Und Sonja klagt: "Ich habe nach der Geburt meines Sohnes die Hälfte meiner schicken und eleganten Schuhe leider aussortieren müssen. Irgendwie kam ich mir beim Anprobieren wie Aschenputtel vor. Überall klemmte und drückte es. Vor allem in der Breite wurde alles eingequetscht."
Das Fußgewölbe wird nach und nach durchgedrückt
Genauer untersucht wurden solche nachgeburtlichen anatomischen Umformungen des Laufapparates in einer Studie der US-amerikanischen Universität Iowa. Hier fanden Forscher heraus, dass bei einigen Frauen die Füße nach einer Entbindung um bis zu zwei Schuhgrößen gewachsen waren. Auch noch Monate später waren die Füße einiger Untersuchungsteilnehmerinnen deutlich länger und breiter als zu Beginn der Schwangerschaft, obwohl dann die typischen Wassereinlagerungen bereits abgebaut waren.
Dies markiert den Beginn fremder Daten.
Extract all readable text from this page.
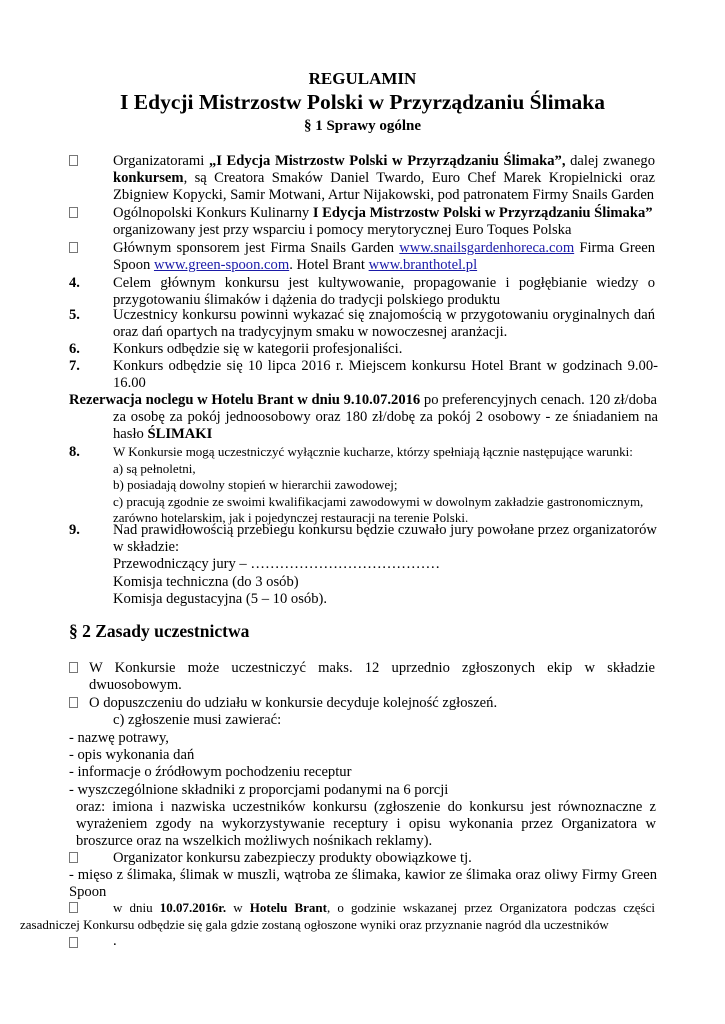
REGULAMIN
I Edycji Mistrzostw Polski w Przyrządzaniu Ślimaka
§ 1 Sprawy ogólne
Organizatorami „I Edycja Mistrzostw Polski w Przyrządzaniu Ślimaka”, dalej zwanego konkursem, są Creatora Smaków Daniel Twardo, Euro Chef Marek Kropielnicki oraz Zbigniew Kopycki, Samir Motwani, Artur Nijakowski, pod patronatem Firmy Snails Garden
Ogólnopolski Konkurs Kulinarny I Edycja Mistrzostw Polski w Przyrządzaniu Ślimaka” organizowany jest przy wsparciu i pomocy merytorycznej Euro Toques Polska
Głównym sponsorem jest Firma Snails Garden www.snailsgardenhoreca.com Firma Green Spoon www.green-spoon.com. Hotel Brant www.branthotel.pl
4. Celem głównym konkursu jest kultywowanie, propagowanie i pogłębianie wiedzy o przygotowaniu ślimaków i dążenia do tradycji polskiego produktu
5. Uczestnicy konkursu powinni wykazać się znajomością w przygotowaniu oryginalnych dań oraz dań opartych na tradycyjnym smaku w nowoczesnej aranżacji.
6. Konkurs odbędzie się w kategorii profesjonaliści.
7. Konkurs odbędzie się 10 lipca 2016 r. Miejscem konkursu Hotel Brant w godzinach 9.00-16.00
Rezerwacja noclegu w Hotelu Brant w dniu 9.10.07.2016 po preferencyjnych cenach. 120 zł/doba
za osobę za pokój jednoosobowy oraz 180 zł/dobę za pokój 2 osobowy - ze śniadaniem na hasło ŚLIMAKI
8.	W Konkursie mogą uczestniczyć wyłącznie kucharze, którzy spełniają łącznie następujące warunki:
a) są pełnoletni,
b) posiadają dowolny stopień w hierarchii zawodowej;
c) pracują zgodnie ze swoimi kwalifikacjami zawodowymi w dowolnym zakładzie gastronomicznym, zarówno hotelarskim, jak i pojedynczej restauracji na terenie Polski.
9. Nad prawidłowością przebiegu konkursu będzie czuwało jury powołane przez organizatorów w składzie:
Przewodniczący jury – …………………………………
Komisja techniczna (do 3 osób)
Komisja degustacyjna (5 – 10 osób).
§ 2 Zasady uczestnictwa
W Konkursie może uczestniczyć maks. 12 uprzednio zgłoszonych ekip w składzie dwuosobowym.
O dopuszczeniu do udziału w konkursie decyduje kolejność zgłoszeń.
c) zgłoszenie musi zawierać:
- nazwę potrawy,
- opis wykonania dań
- informacje o źródłowym pochodzeniu receptur
- wyszczególnione składniki z proporcjami podanymi na 6 porcji
oraz: imiona i nazwiska uczestników konkursu (zgłoszenie do konkursu jest równoznaczne z wyrażeniem zgody na wykorzystywanie receptury i opisu wykonania przez Organizatora w broszurce oraz na wszelkich możliwych nośnikach reklamy).
Organizator konkursu zabezpieczy produkty obowiązkowe tj.
- mięso z ślimaka, ślimak w muszli, wątroba ze ślimaka, kawior ze ślimaka oraz oliwy Firmy Green Spoon
w dniu 10.07.2016r. w Hotelu Brant, o godzinie wskazanej przez Organizatora podczas części
zasadniczej Konkursu odbędzie się gala gdzie zostaną ogłoszone wyniki oraz przyznanie nagród dla uczestników
.
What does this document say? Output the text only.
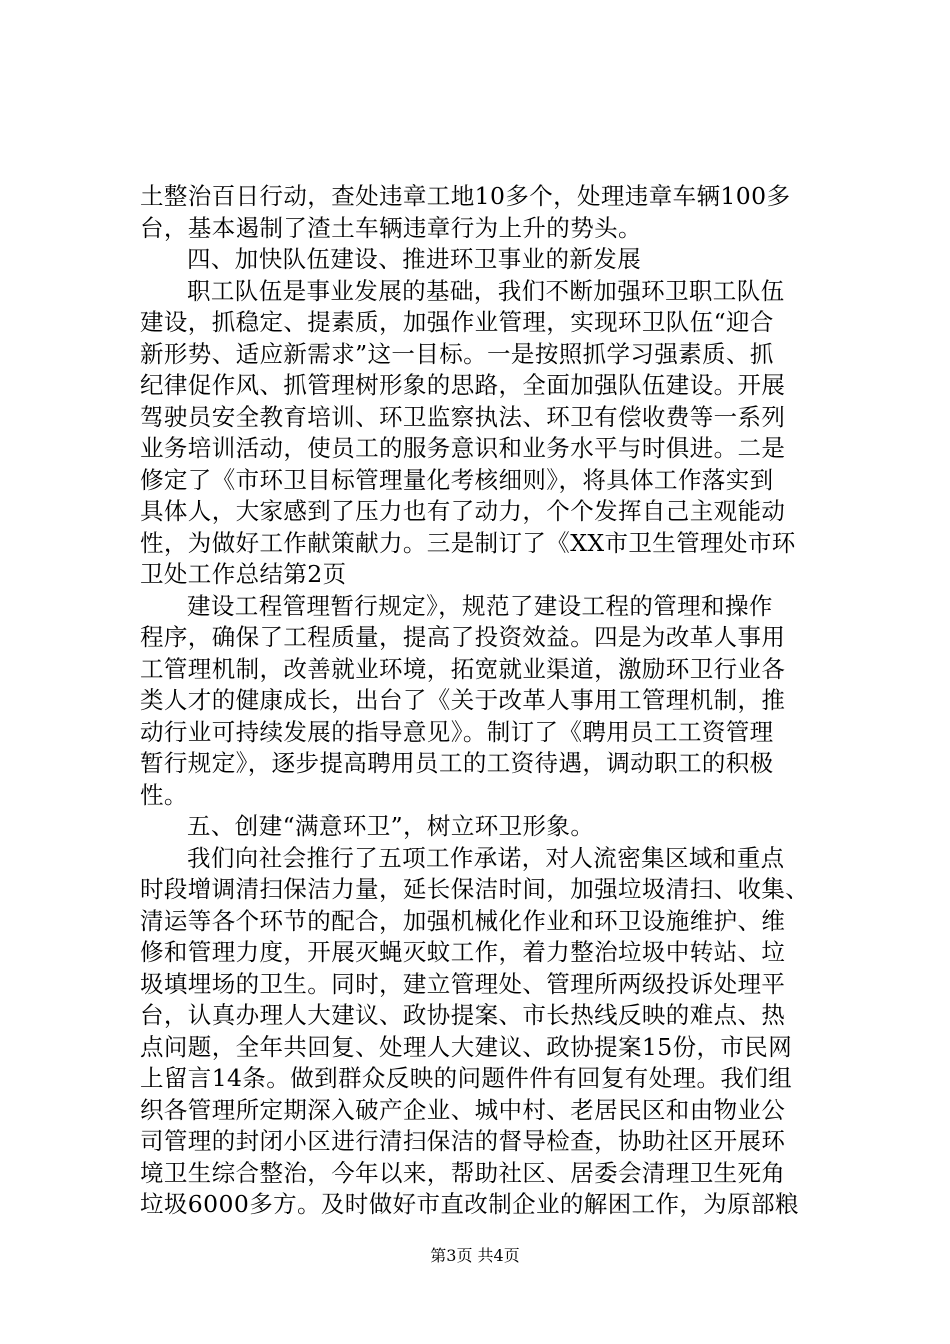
土整治百日行动，查处违章工地10多个，处理违章车辆100多
台，基本遏制了渣土车辆违章行为上升的势头。
四、加快队伍建设、推进环卫事业的新发展
职工队伍是事业发展的基础，我们不断加强环卫职工队伍
建设，抓稳定、提素质，加强作业管理，实现环卫队伍“迎合
新形势、适应新需求”这一目标。一是按照抓学习强素质、抓
纪律促作风、抓管理树形象的思路，全面加强队伍建设。开展
驾驶员安全教育培训、环卫监察执法、环卫有偿收费等一系列
业务培训活动，使员工的服务意识和业务水平与时俱进。二是
修定了《市环卫目标管理量化考核细则》，将具体工作落实到
具体人，大家感到了压力也有了动力，个个发挥自己主观能动
性，为做好工作献策献力。三是制订了《XX市卫生管理处市环
卫处工作总结第2页
建设工程管理暂行规定》，规范了建设工程的管理和操作
程序，确保了工程质量，提高了投资效益。四是为改革人事用
工管理机制，改善就业环境，拓宽就业渠道，激励环卫行业各
类人才的健康成长，出台了《关于改革人事用工管理机制，推
动行业可持续发展的指导意见》。制订了《聘用员工工资管理
暂行规定》，逐步提高聘用员工的工资待遇，调动职工的积极
性。
五、创建“满意环卫”，树立环卫形象。
我们向社会推行了五项工作承诺，对人流密集区域和重点
时段增调清扫保洁力量，延长保洁时间，加强垃圾清扫、收集、
清运等各个环节的配合，加强机械化作业和环卫设施维护、维
修和管理力度，开展灭蝇灭蚊工作，着力整治垃圾中转站、垃
圾填埋场的卫生。同时，建立管理处、管理所两级投诉处理平
台，认真办理人大建议、政协提案、市长热线反映的难点、热
点问题，全年共回复、处理人大建议、政协提案15份，市民网
上留言14条。做到群众反映的问题件件有回复有处理。我们组
织各管理所定期深入破产企业、城中村、老居民区和由物业公
司管理的封闭小区进行清扫保洁的督导检查，协助社区开展环
境卫生综合整治，今年以来，帮助社区、居委会清理卫生死角
垃圾6000多方。及时做好市直改制企业的解困工作，为原部粮
第3页 共4页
Dass es zu solchen nachhaltigen Vergrößerungen kommen kann, führen die Experten auch auf die vermehrte Belastung der Knochen samt ihrer Bänder zurück. Während der Schwangerschaft muss vor allem das Gehgerüst das Mehr an Pfunden abfedern. Dadurch drücken sich Längs- und Querbogen des Fußgewölbes verstärkt durch und die Festigkeit der Konstruktion nimmt ab.
Schlaffe Bänder durch Schwangerschaftshormone
Schuld an der schwächelnden Fußstatik sollen dabei vor allem die Bänder tragen – so die Erkenntnisse der amerikanischen Wissenschaftler. Denn diese Stabilisatoren an den Gelenken – und davon gibt es einige am Fuß – leiden ebenfalls unter den veränderten hormonellen Bedingungen während einer Schwangerschaft: Sie werden nachweislich schlapper und büßen an Festigkeit ein. Ärzte behandeln diese orthopädischen Auffälligkeiten dann als Spreizfuß.
- Die Informationen ersetzen keine ärztliche Beratung und dürfen daher nicht zur Selbsttherapie verwendet werden.